Friday, September 29, 2006

Signs

Sign Sign everywhere a sign
Blocking out the scenery breaking my mind
Do this, don't do that, can't you read the sign

The great poet Jim Morrison once wrote “people are strange.”

The more I go though life, the more I agree with him.

Today, I went to the bank to deposit my meager earnings with them as I do every other Friday. As I was driving up, I saw a lady with a sign and thought “great, who is protesting what now?”

But that’s where the story gets strange.

She wasn’t protesting the Iraq war or the city’s proposed ordinance regarding parking in front yards. She wasn’t urging us to free Tibet or to eat only free range chicken drink only free range coffee.

Nope. Instead, her sign read “have a great day” and she was shouting the same message to passing motorists.
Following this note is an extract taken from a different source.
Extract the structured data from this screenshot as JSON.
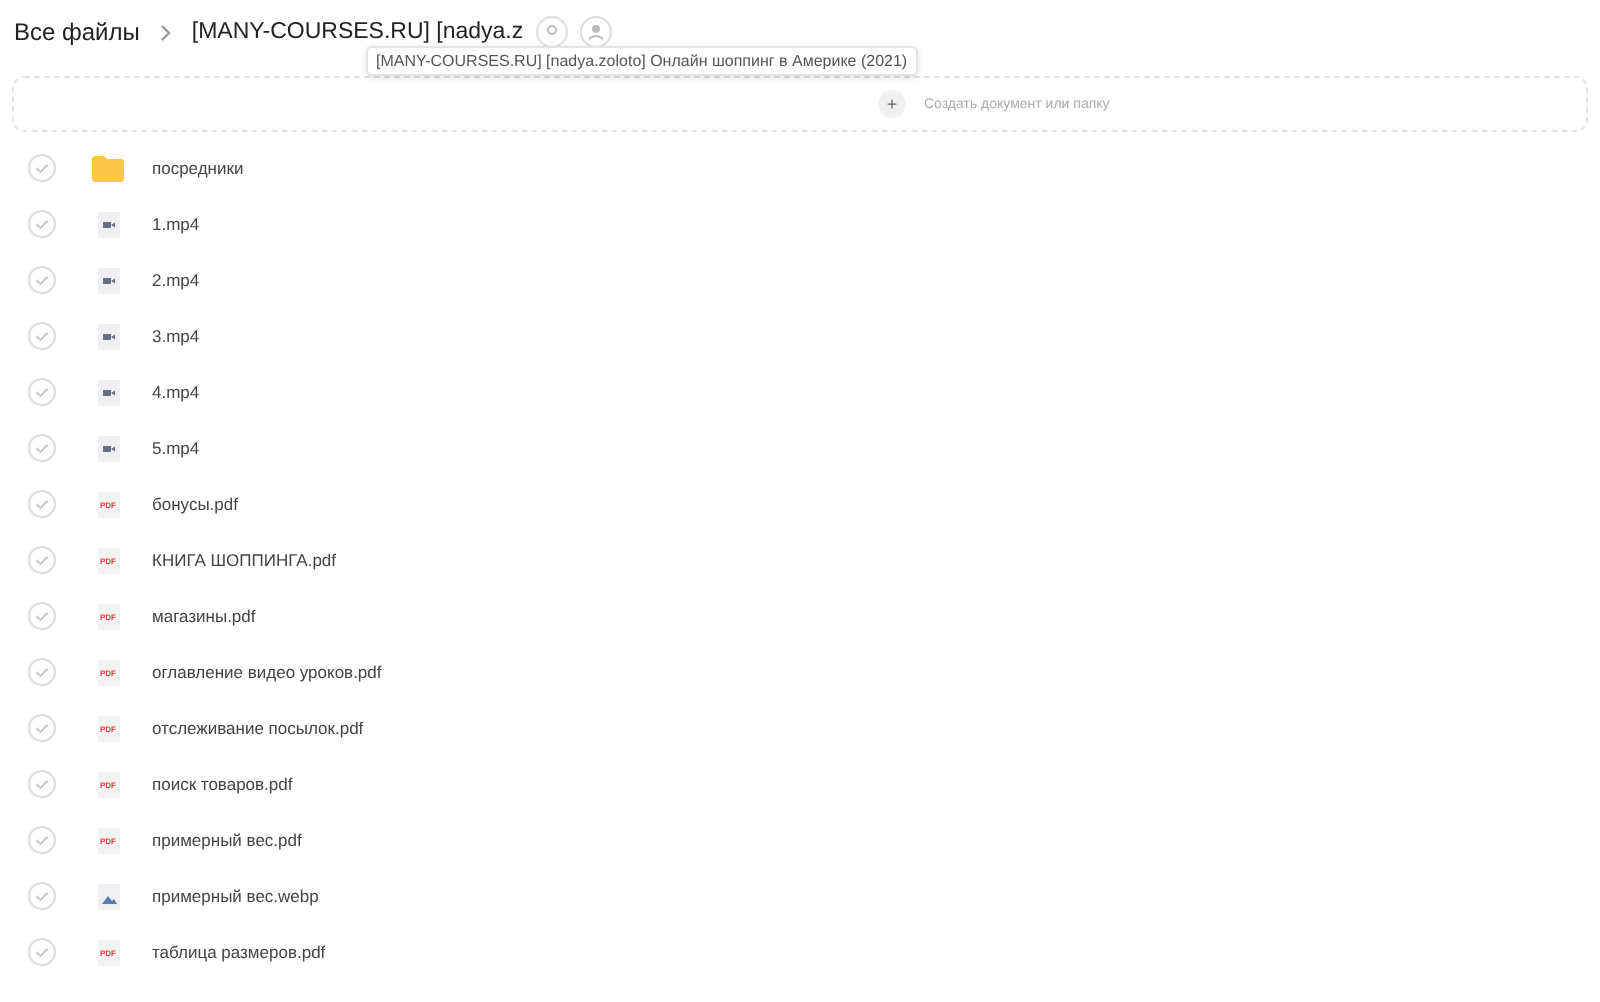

My first thought was “oh, that’s nice of her,” but the more I thought about it, the more confused I got.

First off, why is she shouting at me. Perhaps her message would have had more of an impact if she told me the same thing in a more soothing tone. After all, more than 70 percent of all communication is non-verbal (a statistic I just made up, but admit it, it sounded good.) Shouting at me has never made me have a great day.

Secondly, how is this supposed to improve my day? Some random stranger holding a sign is supposed to make me forget I’m dropping more than $700 on car repairs. If she really wanted me to have a good day, she could offer to help pay for my car or buy me lunch. Heck, if she’d quit yelling at me, my day would improve.

Finally, doesn’t this woman have anything better to do with her time? If she really wanted people to have a good day, couldn’t she go volunteer at any of the numerous non-profit organizations throughout the area?

So now I’m perplexed. It reminds me of the Lewis Black situation where he heard “If it weren’t for my horse, I wouldn’t have spent that year in college.”

To steal a joke from Family Guy, I haven’t been this confused since the end of Waterworld.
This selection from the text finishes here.